Advertisement
Published 2004
By the end of the twentieth century changing demographics were rapidly altering the culinary landscape while increasing the appreciation of non-white food-centered rituals and ceremonies. My Big Fat Greek Wedding (2002) and Monsoon Wedding (2001) combined traditional ethnic feasts with comedy and passionate romance. Alongside, a mounting interest in food as social entertainment and its role in popular culture led to merchandise inspired by food in film as well as in television. The Mexican-made Like Water for Chocolate was, in fact, based on a novel that included recipes, but in the United States, successful food-centric films have themselves inspired everything from cookbooks to copycat meals at restaurants. Similarly, the television series The Sopranos spawned a “family cookbook” in addition to food products, cooking utensils, and apparel. Indeed, by 1999 television had caught the food wave in force, so that in addition to the success of the Food Network (a cable channel devoted to food preparation, contests, history, and lore), the film Soul Food became a TV series on Showtime, and another cable station offered “Dinner and a Movie,” in which a chef prepared a dish during a film’s commercial breaks.
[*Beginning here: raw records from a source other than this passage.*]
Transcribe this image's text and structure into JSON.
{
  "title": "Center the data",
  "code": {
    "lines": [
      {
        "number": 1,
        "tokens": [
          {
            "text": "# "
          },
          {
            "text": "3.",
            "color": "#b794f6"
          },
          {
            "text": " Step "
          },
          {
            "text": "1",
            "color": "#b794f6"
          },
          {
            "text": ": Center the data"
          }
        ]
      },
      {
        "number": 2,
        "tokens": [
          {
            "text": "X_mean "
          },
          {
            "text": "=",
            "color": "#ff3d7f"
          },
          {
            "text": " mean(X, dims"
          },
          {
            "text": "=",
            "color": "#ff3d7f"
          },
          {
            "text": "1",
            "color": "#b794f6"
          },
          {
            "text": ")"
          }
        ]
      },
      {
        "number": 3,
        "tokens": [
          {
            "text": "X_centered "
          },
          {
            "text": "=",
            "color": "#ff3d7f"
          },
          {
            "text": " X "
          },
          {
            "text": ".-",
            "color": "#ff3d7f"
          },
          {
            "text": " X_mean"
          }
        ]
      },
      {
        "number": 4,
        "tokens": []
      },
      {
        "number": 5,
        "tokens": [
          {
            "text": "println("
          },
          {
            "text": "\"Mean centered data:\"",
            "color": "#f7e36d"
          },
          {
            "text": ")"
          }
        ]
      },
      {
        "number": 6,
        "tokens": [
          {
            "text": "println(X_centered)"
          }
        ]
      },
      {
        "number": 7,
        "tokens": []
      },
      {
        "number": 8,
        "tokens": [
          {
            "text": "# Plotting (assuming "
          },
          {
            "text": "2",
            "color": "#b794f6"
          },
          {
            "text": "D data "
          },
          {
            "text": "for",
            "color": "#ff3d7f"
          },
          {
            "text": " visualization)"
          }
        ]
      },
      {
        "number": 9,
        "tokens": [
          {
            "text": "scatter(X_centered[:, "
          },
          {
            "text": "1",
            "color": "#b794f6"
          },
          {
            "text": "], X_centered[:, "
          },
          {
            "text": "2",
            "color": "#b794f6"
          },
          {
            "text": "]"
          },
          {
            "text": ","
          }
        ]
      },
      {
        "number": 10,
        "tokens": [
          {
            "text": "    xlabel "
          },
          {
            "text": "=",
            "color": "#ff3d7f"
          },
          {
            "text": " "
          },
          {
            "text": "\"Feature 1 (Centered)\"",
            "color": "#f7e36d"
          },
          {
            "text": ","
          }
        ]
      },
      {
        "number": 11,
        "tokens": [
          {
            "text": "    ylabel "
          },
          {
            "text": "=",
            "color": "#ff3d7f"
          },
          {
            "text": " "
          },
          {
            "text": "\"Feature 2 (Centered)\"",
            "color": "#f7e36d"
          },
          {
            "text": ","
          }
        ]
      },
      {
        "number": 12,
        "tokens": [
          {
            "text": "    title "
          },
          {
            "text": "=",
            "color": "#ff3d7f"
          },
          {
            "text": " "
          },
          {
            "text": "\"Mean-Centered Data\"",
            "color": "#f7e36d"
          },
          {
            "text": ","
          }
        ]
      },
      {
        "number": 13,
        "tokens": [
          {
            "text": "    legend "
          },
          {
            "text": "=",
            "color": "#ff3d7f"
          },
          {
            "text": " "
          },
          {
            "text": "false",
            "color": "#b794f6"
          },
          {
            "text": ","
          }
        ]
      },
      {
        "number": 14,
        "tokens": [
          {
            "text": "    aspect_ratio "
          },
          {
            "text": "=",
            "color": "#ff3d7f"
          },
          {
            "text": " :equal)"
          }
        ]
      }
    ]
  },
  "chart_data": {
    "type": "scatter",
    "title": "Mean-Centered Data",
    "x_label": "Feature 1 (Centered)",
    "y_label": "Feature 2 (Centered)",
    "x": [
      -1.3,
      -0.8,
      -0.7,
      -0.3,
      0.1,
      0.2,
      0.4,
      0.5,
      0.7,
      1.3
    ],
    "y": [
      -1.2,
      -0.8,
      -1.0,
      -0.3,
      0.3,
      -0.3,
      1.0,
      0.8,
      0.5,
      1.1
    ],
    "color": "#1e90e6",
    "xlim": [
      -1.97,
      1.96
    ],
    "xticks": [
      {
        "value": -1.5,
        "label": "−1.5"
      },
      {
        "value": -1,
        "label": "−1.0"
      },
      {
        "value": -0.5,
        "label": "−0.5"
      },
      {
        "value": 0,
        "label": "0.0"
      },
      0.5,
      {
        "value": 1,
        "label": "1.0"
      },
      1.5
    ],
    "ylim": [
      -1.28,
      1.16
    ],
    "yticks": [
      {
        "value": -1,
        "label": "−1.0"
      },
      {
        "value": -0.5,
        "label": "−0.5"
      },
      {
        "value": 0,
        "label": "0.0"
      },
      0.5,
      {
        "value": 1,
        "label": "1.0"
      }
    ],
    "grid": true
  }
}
Ten years later cookbooks authored by television chefs dominated the cooking sections of major bookstores, among them, Mastering the Art of French Cooking, co-authored by Julia Child, America’s first famous TV chef, and Simone Beck. The classic 1960s text reemerged as a wildly successful “movie tie-in” after the release of Julie & Julia, whose screenplay was inspired by an amateur chef’s Internet blog. Remarkably, food had entered the realm of new media only to point audiences back to a printed masterwork.